I've been sheperding a small-ish congregation for a full biblical generation.  Roy Oswald, a longtime Alban Institute leader, used the terms family, pastoral, program and corporate.  Under 50, 50-150, 150-350, 350 and up.  There are a lot of subgroupings in that, though.  My use of "shepherding" comes from my usually having a worshiping group of 150 to 90.  When you say that 60 in worship can support a building and a pastor, I have trouble believing that, unless they're all old people with money. 

My urgent plea to pastors in smaller congregations has been to take realistic bites at moving the worshiping group up the ladder by 5s and 10s, through serious inreach and outreach efforts that involve the whole congregation and include community presence, not community absence and a closed/locked door.   Anyway, the theories about who will survive denominationally  become less pertinent when you're one of those who is charged with spiritual leadership of a specific group of people at a specific time in their life and congregational journey.

Dave Benke

I don't say that it would be easy, or that it could happen everywhere, but the math is rather easy.  A congregation worshiping 60 probably has 120 on the rolls.  Those 120 break out into households, the basic support point, at 1 household per 2.5 people, so 48 households.  The median household income in the US is $58,000.  A simple tithe, the basic law requirement, would be 10%*48*58K = $278K.  That would be more than enough for any budget.

Now back it away to reality.  The first part is that the congregation really has to be debt free and own their building.  Even better if they fit the building.  They operate purely in the cash economy.  A second thing is that the pastor of this place is going to be paid roughly at the that median level plus benefits.  The total cost of that pastor is roughly $100k plus or minus a few thousand.  The cost of maintaining the building and basic program materials would be roughly $40K.  Total church budget $140k.  So what that means is that you can back down that flat tithe to 5%.  Now 80/20 rules tend to apply here as well.  You will either need to have: a) a couple of very high earner tithers, b) a couple of folks that give more than a tithe, or c) move that 80/20 to something more like 70/30, or 60/40.  10 households (20% of households) provide 70% of the budget, and the other 38 households provide 30%.  So, you've got 140K*.3/38 = $1,100/household or roughly $20/wk.  That is not hard.  The 140K*.7/10 = $9,800 or roughly $190/wk.  That is the tough part, but possible in many places in America. 

There are three things I would say about this: 1) it is always walking a line.  You have to develop a zen mentality or a great faith that God will provide.  2) You have to be no nonsense with the congregation about this.  That has two effects in that it reminds the congregation that it is their choice.  They can put their money into heavenly accounts, or they can keep it knowing that the thing the moth and rust will get will be this particular building.  It also has an encouragement effect to those that are supporting.  (And don't whine to me about works righteousness.  You will get the reward both now and in the world to come.
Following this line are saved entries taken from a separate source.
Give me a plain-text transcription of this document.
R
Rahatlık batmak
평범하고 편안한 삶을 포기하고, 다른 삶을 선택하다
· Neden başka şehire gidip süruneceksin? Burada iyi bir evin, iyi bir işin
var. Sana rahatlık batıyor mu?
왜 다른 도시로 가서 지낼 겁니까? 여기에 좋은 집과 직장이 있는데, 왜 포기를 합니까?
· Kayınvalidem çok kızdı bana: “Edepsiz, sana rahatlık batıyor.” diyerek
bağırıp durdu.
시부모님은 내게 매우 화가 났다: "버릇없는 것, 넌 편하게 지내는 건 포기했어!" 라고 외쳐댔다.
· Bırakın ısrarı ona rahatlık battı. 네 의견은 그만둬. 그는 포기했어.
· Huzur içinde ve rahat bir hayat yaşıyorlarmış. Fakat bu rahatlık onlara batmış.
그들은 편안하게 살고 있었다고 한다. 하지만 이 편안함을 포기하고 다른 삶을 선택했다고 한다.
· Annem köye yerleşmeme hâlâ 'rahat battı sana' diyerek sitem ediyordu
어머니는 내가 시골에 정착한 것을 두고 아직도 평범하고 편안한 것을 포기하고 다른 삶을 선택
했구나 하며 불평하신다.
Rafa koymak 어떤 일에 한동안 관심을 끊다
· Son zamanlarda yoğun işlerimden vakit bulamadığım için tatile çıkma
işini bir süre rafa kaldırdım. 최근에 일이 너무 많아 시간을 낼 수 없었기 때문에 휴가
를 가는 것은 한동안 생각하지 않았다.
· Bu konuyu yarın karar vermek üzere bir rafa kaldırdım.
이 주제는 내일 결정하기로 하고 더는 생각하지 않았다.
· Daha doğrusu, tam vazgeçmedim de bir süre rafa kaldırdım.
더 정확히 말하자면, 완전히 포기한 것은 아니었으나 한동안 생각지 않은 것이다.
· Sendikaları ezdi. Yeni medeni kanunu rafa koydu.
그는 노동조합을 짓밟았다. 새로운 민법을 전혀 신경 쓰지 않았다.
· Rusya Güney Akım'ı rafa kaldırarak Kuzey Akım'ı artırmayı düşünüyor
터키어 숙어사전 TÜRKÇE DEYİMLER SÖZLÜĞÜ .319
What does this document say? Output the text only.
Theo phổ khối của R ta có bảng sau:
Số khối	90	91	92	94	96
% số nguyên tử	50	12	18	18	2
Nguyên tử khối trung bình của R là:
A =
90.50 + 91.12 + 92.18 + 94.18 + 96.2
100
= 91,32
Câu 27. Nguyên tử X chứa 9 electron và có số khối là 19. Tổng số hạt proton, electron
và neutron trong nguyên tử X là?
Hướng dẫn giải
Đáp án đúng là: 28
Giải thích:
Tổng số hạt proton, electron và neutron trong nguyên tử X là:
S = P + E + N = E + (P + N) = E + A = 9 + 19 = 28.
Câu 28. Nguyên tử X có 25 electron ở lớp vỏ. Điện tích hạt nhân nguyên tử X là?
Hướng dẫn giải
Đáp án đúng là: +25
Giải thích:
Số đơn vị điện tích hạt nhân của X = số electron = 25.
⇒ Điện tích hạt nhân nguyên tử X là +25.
A warm fuzzy is not the prosperity gospel.)  3) The pastor really has to have what I call an "ownership" mentality and not get grumpy about it.  Ask anyone who runs a small business what happens during the the slow time.  It comes out of the owner.  (The real trouble with this point is that a small business owner doesn't have to answer to even a small board while the pastor answers to the congregation.  Which means that you can't be reactive, but have to act with foresight in financial matters.  Alas, an MBA or even a basic course in financial records and management would be worth more than all the "practical theology" courses rolled together.)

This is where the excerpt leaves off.